Aku sendiri yang akan membalasnya. Disebabkan dia telah meninggalkan syahwat
dan makanan karena-Ku. Bagi orang yang berpuasa akan mendapatkan dua
kebahagiaan yaitu kebahagiaan ketika dia berbuka dan kebahagiaan ketika
berjumpa dengan Rabbnya. Sungguh bau mulut orang yang berpuasa lebih harum di
sisi Allah daripada bau minyak kasturi” (HR. Muslim no. 1151).
Adapun
puasa sunnah adalah amalan yang dapat melengkapi kekurangan amalan wajib.
Selain itu pula puasa sunnah dapat meningkatkan derajat seseorang menjadi wali
Allah yang terdepan (as saabiqun al muqorrobun). Lewat amalan sunnah inilah
seseorang akan mudah mendapatkan cinta Allah. Sebagaimana disebutkan dalam
hadits qudsi,
وَمَا يَزَالُ عَبْدِى
يَتَقَرَّبُ إِلَىَّ
بِالنَّوَافِلِ حَتَّى أُحِبَّهُ
،
فَإِذَا أَحْبَبْتُهُ
كُنْتُ سَمْعَهُ الَّذِى
يَسْمَعُ بِهِ ، وَبَصَرَهُ
الَّذِى يُبْصِرُ
بِهِ ، وَيَدَهُ
الَّتِى يَبْطُشُ
بِهَا وَرِجْلَهُ الَّتِى
يَمْشِى بِهَا ، وَإِنْ سَأَلَنِى
لأُعْطِيَنَّهُ ، وَلَئِنِ
اسْتَعَاذَنِى لأُعِيذَنَّهُ
“Hamba-Ku
senantiasa mendekatkan diri pada-Ku dengan amalan-amalan sunnah sehingga Aku
mencintainya. Jika Aku telah mencintainya, maka Aku akan memberi petunjuk pada
pendengaran yang ia gunakan untuk mendengar, memberi petunjuk pada
penglihatannya yang ia gunakan untuk melihat, memberi petunjuk pada tangannya
yang ia gunakan untuk memegang, memberi petunjuk pada kakinya yang ia gunakan
untuk berjalan. Jika ia memohon sesuatu kepada-Ku, pasti Aku mengabulkannya dan
jika ia memohon perlindungan, pasti Aku akan melindunginya” (HR. Bukhari no.
2506).
1. Puasa Senin Kamis
Dari
Abu Hurairah radhiyallahu ‘anhu, Rasulullah shallallahu ‘alaihi wa sallam
bersabda,
تُعْرَضُ الأَعْمَالُ
يَوْمَ الاِثْنَيْنِ وَالْخَمِيسِ
فَأُحِبُّ أَنْ يُعْرَضَ
عَمَلِى وَأَنَا
صَائِمٌ
“Berbagai
amalan dihadapkan (pada Allah) pada hari Senin dan Kamis, maka aku suka jika
amalanku dihadapkan sedangkan aku sedang berpuasa.” (HR. Tirmidzi no. 747.

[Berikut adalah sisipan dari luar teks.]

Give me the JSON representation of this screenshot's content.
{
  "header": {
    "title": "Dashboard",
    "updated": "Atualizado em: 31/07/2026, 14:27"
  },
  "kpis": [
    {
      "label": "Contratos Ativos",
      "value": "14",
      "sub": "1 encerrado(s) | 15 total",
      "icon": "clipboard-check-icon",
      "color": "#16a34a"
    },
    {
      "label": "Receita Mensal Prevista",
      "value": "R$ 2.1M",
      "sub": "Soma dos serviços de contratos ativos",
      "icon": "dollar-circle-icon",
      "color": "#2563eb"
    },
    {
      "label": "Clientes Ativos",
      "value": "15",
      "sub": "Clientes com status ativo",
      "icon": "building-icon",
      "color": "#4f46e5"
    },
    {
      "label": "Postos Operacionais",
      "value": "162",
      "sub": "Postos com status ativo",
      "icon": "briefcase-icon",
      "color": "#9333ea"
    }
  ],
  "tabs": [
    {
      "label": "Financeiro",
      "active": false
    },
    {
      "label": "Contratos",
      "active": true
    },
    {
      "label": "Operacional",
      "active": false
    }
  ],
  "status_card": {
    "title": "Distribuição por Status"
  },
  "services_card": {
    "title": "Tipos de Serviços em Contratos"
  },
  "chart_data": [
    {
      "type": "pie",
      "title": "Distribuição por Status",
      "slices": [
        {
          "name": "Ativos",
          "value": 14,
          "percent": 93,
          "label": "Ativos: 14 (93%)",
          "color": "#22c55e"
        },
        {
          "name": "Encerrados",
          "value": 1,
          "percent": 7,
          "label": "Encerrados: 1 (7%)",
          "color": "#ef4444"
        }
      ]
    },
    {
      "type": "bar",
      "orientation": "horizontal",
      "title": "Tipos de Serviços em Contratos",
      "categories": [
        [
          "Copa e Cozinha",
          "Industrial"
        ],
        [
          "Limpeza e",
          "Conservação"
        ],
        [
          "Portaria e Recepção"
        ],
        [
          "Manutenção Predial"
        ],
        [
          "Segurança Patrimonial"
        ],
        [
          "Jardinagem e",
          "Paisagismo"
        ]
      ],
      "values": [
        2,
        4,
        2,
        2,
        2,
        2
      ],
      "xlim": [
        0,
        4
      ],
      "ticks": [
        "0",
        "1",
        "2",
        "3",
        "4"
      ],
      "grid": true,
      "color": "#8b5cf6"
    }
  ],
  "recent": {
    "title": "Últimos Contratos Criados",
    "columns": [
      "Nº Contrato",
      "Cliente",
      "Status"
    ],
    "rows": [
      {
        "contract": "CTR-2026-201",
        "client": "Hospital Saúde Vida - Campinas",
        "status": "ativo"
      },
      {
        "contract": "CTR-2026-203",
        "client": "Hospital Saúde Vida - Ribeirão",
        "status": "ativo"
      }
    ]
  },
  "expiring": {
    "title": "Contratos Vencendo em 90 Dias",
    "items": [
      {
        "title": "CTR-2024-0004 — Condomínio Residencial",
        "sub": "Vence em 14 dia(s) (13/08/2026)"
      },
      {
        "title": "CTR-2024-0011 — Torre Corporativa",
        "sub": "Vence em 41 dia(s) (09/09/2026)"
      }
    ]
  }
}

Shahih dilihat dari jalur lainnya).
Dari
‘Aisyah radhiyallahu ‘anha, beliau mengatakan,
إِنَّ رَسُولَ اللَّهِ
-صلى الله عليه وسلم- كَانَ يَتَحَرَّى
صِيَامَ الاِثْنَيْنِ
وَالْخَمِيسِ.
“Rasulullah
shallallahu ‘alaihi wa sallam biasa menaruh pilihan berpuasa pada hari senin
dan kamis.” (HR. An Nasai no. 2360 dan Ibnu Majah no. 1739. Shahih)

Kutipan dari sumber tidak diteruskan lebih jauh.